Ecrire?

602 32 9
                                    

J'ai une plume douloureuse. Une envie d'écrire mais pas une sorte de façon de me confier, ni comme un passe temps, ni pour vider mon sac. Une envie d'écrire comme un organe. Une envie préssente que tout sorte là, maintenant. Un recoin de mon esprit complètement esclave de l'encre, soumis à la dictature du papier. Une envie que mes mots forment des phrases, et mes phrases des textes, et mes textes des livres.

Cette envie d'écrire un peu particulière s'accentue la nuit. Quand je m'assoit face à elle, elle commence son hypnose et me rend complètement sourd, complètement aveugle. Elle m'ordonne d'écrire avec arrogance et j'obéis sans poser de questions. Ô insomnie, tu es aussi inspirante que maléfique, aussi propice à la reflexion que vaniteuse et manipulatrice. Alors je tape. Je tape une lettre puis un mot. Je noircis une page puis deux.
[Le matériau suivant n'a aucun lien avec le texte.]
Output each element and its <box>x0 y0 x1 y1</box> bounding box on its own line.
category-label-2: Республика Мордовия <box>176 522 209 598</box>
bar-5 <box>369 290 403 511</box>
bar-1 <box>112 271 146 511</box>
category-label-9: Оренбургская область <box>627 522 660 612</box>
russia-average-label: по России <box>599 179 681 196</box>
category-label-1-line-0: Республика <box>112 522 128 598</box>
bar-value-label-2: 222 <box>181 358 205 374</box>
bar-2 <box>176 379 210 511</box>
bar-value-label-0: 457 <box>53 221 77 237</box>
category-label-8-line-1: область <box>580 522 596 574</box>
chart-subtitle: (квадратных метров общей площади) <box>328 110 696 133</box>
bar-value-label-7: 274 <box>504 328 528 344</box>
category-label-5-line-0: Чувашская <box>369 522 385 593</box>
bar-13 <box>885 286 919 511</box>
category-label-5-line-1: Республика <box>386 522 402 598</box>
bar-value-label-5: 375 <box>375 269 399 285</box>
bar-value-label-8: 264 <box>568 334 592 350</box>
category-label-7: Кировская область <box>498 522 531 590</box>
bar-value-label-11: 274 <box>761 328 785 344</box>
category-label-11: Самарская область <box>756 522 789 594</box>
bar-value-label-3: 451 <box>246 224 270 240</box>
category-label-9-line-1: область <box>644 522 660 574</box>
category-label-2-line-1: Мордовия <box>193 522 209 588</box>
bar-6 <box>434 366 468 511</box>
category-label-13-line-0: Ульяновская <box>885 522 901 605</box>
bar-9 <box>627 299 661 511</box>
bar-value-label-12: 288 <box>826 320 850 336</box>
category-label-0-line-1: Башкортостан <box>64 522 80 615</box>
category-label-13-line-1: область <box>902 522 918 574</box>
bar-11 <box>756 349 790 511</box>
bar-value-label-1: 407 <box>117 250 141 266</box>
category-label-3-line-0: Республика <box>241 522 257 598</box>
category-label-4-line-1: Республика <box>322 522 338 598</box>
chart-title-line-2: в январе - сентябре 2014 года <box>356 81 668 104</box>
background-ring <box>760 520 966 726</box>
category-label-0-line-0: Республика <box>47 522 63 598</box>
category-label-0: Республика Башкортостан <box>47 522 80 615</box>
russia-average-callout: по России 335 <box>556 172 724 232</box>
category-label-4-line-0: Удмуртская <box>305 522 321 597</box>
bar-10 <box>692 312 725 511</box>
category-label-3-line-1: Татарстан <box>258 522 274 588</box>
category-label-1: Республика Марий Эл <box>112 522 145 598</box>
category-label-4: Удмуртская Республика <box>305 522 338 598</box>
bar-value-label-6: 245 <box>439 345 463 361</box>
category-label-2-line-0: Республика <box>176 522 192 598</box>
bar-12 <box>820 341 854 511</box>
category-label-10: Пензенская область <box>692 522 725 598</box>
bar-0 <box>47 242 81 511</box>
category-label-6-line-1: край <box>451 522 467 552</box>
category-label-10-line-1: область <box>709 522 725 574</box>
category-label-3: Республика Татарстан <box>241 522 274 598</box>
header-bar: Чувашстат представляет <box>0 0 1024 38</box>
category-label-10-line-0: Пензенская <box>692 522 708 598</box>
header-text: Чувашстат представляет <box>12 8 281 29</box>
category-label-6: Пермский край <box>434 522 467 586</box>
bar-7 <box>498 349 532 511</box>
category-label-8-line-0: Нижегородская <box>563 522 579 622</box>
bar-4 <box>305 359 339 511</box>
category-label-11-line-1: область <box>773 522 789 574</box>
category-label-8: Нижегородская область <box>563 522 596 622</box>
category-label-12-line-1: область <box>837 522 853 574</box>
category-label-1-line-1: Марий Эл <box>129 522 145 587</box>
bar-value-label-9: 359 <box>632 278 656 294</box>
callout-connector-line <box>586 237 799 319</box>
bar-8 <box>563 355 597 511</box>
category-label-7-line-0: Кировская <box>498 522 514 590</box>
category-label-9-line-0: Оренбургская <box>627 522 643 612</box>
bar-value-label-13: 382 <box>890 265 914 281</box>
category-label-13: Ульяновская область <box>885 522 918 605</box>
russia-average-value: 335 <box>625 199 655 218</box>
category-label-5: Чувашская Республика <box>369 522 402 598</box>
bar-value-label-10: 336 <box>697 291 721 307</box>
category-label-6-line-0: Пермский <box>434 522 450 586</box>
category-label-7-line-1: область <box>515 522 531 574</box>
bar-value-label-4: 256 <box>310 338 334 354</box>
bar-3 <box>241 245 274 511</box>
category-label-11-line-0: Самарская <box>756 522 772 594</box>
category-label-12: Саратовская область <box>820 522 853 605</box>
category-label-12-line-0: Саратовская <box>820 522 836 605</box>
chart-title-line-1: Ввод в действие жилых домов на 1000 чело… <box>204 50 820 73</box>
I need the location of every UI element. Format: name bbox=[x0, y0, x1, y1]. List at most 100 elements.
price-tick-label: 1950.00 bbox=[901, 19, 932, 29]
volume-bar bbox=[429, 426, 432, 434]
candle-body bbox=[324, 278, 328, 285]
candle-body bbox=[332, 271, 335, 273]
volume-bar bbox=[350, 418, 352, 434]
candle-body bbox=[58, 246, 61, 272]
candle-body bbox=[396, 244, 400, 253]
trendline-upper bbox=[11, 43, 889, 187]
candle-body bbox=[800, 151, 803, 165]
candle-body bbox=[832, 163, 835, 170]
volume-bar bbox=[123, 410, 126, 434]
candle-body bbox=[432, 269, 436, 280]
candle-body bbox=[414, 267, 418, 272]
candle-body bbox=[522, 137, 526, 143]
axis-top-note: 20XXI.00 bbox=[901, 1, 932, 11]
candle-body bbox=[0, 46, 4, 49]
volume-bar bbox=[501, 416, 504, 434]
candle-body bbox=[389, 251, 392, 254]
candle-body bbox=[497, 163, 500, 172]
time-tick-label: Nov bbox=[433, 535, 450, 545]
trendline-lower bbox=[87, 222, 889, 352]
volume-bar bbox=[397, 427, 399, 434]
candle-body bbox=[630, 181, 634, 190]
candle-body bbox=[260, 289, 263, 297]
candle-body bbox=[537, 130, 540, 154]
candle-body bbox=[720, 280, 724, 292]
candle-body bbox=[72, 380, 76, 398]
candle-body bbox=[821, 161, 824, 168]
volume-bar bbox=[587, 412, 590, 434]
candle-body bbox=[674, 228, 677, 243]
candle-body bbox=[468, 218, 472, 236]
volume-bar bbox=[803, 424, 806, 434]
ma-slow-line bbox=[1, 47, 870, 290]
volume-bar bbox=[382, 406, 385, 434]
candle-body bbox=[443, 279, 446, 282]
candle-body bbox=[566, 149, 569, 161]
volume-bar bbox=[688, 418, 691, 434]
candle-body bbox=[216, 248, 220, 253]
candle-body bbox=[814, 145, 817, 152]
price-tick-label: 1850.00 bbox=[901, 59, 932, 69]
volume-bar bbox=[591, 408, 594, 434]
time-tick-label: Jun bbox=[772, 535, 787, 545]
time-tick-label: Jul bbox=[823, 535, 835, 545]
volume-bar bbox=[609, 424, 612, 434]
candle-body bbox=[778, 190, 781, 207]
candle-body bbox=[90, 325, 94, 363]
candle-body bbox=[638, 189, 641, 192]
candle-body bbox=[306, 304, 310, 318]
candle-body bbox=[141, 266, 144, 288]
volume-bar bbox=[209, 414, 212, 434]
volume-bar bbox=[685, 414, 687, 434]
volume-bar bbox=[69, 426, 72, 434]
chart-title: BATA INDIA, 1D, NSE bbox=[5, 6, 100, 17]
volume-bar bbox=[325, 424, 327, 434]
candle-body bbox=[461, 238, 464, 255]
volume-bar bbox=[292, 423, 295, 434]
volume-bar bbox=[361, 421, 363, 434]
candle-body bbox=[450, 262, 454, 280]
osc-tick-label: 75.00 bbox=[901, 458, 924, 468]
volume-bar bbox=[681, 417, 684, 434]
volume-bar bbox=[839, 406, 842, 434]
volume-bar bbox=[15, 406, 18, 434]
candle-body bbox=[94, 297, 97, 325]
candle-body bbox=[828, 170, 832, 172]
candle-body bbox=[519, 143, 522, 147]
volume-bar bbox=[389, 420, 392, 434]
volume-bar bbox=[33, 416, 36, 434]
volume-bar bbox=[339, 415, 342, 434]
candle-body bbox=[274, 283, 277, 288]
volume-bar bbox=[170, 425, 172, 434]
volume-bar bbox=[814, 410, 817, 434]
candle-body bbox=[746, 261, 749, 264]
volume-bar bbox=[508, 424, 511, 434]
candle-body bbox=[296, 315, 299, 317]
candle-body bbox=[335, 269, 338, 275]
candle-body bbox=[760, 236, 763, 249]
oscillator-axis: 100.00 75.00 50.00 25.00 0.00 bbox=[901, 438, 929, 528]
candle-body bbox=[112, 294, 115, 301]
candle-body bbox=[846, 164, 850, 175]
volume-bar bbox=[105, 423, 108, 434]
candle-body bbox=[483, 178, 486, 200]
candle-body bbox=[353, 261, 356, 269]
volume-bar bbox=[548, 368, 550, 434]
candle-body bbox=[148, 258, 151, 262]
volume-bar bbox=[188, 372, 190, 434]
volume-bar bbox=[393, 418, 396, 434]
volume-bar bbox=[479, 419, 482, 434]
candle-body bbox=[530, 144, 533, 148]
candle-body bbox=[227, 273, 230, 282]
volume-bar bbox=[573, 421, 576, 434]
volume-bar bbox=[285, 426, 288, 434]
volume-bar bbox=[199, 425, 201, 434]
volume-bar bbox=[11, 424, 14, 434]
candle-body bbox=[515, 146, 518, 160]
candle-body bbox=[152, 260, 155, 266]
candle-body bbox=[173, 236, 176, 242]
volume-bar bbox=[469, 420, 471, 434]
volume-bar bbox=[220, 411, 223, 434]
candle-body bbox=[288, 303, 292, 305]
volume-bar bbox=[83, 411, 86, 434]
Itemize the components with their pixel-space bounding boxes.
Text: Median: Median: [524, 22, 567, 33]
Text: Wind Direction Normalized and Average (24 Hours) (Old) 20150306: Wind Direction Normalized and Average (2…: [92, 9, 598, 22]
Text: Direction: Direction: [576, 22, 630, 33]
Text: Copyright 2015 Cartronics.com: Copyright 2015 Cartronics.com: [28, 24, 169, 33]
Elle absorbe mon énergie et je n'ai aucune excuse. Dusse crucifier mon âme pour achever la dernière lettre, me trancher les veines pour peindre de la couleur de mon sang, ou me couper les cordes vocales pour chanter son hymne que seuls peuvent comprendre les sourds, je dois écrire. Elle ne me libère que quand ça tourne à l'obsession. Je passe au début par la douleur, par le sang, par la peur et par la souffrance pour enfin goûter le goût délicieusement amer de l'écriture, puis elle me rejette. Elle me rejette et me laisse les doigts salis d'encre et de larmes, le coeur noircit, usé jusqu'à la trame, jusqu'à ce que j'ai l'âme en sang. Là, elle arrête tout, et j'ai soudainement une conscience aigue de mes doigts douloureux tâchés d'encre, de ma tête qui me fait mal à en perdre la raison et de mon coeur que je n'entend plus battre au milieu des voix de tous les fantômes qui rôdent autours de moi. Vous vous demandez ce que j'écris pour me mettre dans un état pareil? Nous le connaissons tous, cet instant inévitable de la nuit où nous nous retournons de notre côté du lit pour ruminer notre journée et notre orgeuil. Pour repenser à ce qu'on a dit, à une réponse qu'on aurait pu donner, ou encore à un regret si profondément enfui qu'il ne fait surface que quand l'égo s'endort... S'endort-il jamais vraiment? Tel est le sort de celui qui vent son âme à la poésie, celui qui vend son sommeil pour trouver la paix.